Thought it might be interesting to take a look at the work done by others on the BP / Deepwater Horizon oil spill in the Gulf of Mexico, and compare SkyTruth’s total cumulative oil slick analysis to theirs. Here is our analysis, based on visual assessment of dozens of satellite images acquired from late April through mid July:
And here’s the official analysis done by NOAA, using many of the same satellite images, but also including many full-resolution radar satellite images that the public did not have access to (the US doesn’t operate any civilian radar satellites, so the radar images were purchased from foreign companies that don’t allow NOAA to “redistribute” the images):
The folks at ROFFS (Roffer’s Ocean Forecasting Service) also analyzed satellite images and other oceanographic data throughout the duration of the spill, and just released their preliminary cumulative analysis.
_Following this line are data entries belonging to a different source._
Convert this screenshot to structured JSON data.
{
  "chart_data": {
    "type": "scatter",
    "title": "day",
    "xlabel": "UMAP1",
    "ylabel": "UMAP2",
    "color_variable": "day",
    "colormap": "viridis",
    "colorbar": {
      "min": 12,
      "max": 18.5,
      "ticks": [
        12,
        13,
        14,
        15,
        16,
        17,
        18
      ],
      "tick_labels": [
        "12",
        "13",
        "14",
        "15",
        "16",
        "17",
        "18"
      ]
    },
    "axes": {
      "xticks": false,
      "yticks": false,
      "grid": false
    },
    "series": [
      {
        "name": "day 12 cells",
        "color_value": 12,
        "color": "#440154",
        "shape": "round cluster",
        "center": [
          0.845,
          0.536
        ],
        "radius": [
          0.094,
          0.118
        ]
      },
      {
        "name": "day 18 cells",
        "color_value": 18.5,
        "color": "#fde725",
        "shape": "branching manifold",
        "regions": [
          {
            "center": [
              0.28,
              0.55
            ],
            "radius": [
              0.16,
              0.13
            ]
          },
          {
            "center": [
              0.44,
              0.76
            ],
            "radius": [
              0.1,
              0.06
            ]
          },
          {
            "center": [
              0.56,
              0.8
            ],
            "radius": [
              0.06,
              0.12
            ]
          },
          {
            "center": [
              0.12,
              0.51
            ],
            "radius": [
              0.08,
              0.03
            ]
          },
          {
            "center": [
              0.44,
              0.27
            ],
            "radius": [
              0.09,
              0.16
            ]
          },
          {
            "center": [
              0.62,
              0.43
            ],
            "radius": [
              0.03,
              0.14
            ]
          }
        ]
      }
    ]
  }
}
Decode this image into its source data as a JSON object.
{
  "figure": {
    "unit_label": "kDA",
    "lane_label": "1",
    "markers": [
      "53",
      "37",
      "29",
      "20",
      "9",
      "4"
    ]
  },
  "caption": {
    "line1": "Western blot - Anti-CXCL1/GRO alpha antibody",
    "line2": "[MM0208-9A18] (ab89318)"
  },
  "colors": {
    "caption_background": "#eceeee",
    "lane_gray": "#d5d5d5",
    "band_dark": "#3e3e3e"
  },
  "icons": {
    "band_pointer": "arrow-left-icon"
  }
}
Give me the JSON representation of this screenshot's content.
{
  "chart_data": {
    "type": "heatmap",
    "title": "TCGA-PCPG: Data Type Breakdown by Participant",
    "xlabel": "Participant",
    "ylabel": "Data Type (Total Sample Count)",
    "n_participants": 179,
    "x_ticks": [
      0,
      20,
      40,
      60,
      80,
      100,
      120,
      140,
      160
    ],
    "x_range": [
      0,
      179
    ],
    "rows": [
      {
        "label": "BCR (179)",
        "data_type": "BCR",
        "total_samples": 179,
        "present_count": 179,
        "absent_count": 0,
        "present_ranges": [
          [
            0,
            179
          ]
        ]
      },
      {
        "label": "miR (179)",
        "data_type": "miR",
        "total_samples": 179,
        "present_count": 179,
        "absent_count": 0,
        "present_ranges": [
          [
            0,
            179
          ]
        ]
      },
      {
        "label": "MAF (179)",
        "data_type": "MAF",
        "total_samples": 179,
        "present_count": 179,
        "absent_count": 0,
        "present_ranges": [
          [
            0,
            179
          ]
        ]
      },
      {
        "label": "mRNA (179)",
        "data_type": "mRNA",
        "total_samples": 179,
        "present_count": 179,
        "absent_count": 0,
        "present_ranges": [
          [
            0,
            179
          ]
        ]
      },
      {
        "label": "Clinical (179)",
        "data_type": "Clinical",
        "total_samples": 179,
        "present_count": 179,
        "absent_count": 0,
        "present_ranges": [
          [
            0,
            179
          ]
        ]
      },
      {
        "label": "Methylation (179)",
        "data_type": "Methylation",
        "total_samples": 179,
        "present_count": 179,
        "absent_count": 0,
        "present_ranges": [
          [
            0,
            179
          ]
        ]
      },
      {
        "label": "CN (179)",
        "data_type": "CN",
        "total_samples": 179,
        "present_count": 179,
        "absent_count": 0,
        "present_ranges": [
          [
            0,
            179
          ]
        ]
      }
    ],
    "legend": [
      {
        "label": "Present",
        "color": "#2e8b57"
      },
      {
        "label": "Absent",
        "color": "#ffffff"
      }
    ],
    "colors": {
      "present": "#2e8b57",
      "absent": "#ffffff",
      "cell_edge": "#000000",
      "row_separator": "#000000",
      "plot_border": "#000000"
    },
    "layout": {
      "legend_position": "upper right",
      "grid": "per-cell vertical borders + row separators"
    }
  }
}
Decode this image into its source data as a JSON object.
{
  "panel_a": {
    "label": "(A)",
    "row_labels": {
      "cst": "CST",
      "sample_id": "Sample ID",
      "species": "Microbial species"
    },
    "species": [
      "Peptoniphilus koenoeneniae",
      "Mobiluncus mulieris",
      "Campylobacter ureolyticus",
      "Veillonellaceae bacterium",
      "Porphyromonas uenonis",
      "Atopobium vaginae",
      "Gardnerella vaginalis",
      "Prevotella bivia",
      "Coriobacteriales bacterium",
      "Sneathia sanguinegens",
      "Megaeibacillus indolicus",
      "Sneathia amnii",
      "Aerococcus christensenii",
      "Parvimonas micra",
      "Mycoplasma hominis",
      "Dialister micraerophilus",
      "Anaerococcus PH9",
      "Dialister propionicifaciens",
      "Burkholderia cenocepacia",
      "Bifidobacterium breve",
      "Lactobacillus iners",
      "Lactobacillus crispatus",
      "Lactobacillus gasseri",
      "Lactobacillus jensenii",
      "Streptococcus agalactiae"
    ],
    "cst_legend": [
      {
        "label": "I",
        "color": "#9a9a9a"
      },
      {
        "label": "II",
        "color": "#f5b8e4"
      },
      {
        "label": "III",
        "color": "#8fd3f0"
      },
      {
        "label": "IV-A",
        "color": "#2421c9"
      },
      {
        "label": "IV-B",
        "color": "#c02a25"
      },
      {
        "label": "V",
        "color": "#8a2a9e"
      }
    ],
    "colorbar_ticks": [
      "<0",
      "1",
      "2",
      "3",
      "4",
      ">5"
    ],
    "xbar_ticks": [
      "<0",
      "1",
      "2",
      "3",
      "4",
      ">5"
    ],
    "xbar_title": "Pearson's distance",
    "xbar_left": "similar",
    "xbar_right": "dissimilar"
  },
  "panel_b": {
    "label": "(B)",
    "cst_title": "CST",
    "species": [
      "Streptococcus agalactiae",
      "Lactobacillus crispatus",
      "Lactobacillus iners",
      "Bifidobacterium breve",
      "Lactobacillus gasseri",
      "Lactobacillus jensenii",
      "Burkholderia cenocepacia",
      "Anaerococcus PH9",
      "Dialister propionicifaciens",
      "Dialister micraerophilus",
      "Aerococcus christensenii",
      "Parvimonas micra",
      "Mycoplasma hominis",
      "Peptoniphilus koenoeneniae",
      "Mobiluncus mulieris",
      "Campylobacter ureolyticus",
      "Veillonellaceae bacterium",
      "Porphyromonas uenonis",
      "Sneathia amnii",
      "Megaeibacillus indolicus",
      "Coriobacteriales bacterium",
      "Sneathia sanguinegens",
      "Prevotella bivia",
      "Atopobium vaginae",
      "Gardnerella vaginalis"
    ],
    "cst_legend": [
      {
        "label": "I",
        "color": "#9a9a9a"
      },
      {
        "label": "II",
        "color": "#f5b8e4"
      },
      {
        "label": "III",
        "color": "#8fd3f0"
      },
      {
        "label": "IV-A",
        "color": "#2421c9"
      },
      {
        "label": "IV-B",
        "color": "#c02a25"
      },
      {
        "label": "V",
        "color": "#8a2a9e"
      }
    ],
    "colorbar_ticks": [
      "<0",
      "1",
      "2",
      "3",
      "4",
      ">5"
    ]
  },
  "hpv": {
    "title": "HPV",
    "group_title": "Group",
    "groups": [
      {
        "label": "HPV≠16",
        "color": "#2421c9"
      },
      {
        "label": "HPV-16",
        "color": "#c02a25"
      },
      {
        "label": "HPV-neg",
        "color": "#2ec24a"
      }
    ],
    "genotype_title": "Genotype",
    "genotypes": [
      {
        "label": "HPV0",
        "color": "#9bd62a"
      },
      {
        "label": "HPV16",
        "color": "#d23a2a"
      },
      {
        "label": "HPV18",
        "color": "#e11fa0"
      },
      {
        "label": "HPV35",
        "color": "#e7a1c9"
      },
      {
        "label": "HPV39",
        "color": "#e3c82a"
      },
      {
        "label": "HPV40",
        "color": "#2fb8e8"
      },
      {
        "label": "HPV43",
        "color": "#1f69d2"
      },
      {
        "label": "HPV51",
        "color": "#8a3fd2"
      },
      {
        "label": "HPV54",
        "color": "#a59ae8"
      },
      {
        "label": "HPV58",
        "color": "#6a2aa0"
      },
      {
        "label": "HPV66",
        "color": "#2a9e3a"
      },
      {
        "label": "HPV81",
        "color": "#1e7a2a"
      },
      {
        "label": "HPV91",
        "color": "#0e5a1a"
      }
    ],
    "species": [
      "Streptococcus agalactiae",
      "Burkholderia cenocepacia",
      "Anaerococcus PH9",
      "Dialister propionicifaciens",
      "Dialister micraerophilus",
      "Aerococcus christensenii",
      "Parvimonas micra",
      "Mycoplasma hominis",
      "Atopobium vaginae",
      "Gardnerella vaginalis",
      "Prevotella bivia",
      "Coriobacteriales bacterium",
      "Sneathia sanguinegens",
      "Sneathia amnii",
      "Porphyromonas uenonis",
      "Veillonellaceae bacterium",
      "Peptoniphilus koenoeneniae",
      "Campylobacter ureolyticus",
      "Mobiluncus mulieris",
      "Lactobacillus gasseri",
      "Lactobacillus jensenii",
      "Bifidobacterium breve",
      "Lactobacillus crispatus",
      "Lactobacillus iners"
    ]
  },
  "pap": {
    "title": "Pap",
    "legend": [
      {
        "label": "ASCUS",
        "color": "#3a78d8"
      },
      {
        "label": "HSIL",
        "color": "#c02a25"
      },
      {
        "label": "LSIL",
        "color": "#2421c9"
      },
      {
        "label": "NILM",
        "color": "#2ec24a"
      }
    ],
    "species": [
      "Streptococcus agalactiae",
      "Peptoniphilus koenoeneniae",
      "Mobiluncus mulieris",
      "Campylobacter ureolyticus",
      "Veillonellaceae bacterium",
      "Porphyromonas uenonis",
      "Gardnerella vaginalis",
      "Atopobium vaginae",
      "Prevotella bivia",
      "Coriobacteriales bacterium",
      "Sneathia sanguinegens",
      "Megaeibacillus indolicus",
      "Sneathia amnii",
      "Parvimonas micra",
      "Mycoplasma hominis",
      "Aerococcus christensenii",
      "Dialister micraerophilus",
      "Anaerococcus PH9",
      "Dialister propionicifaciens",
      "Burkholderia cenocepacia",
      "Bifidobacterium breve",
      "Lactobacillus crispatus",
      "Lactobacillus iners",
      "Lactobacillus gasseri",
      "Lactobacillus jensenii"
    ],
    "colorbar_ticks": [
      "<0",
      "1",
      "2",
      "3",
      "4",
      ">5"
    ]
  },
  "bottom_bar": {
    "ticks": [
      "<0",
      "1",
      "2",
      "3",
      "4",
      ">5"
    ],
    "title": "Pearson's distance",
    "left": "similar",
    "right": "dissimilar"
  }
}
We don’t have it digitally yet, but we’ve clipped their graphic to roughly show the same area in our two Google Earth-based maps above:
Overall, the NOAA and ROFFS analyses are in general agreement. The total NOAA oil-slick footprint covers 46,299 square miles (119,915 km2). SkyTruth’s analysis is similar except for our inclusion of possible oil sheen entrained in the Loop Current and entering Florida Straits late in May, before a large clockwise eddy (Eddy Franklin) got organized and effectively kept the slick bottled up the the northern Gulf for the remainder of the summer. The total oil-slick footprint in our analysis is 68,000 square miles (176,119 km2).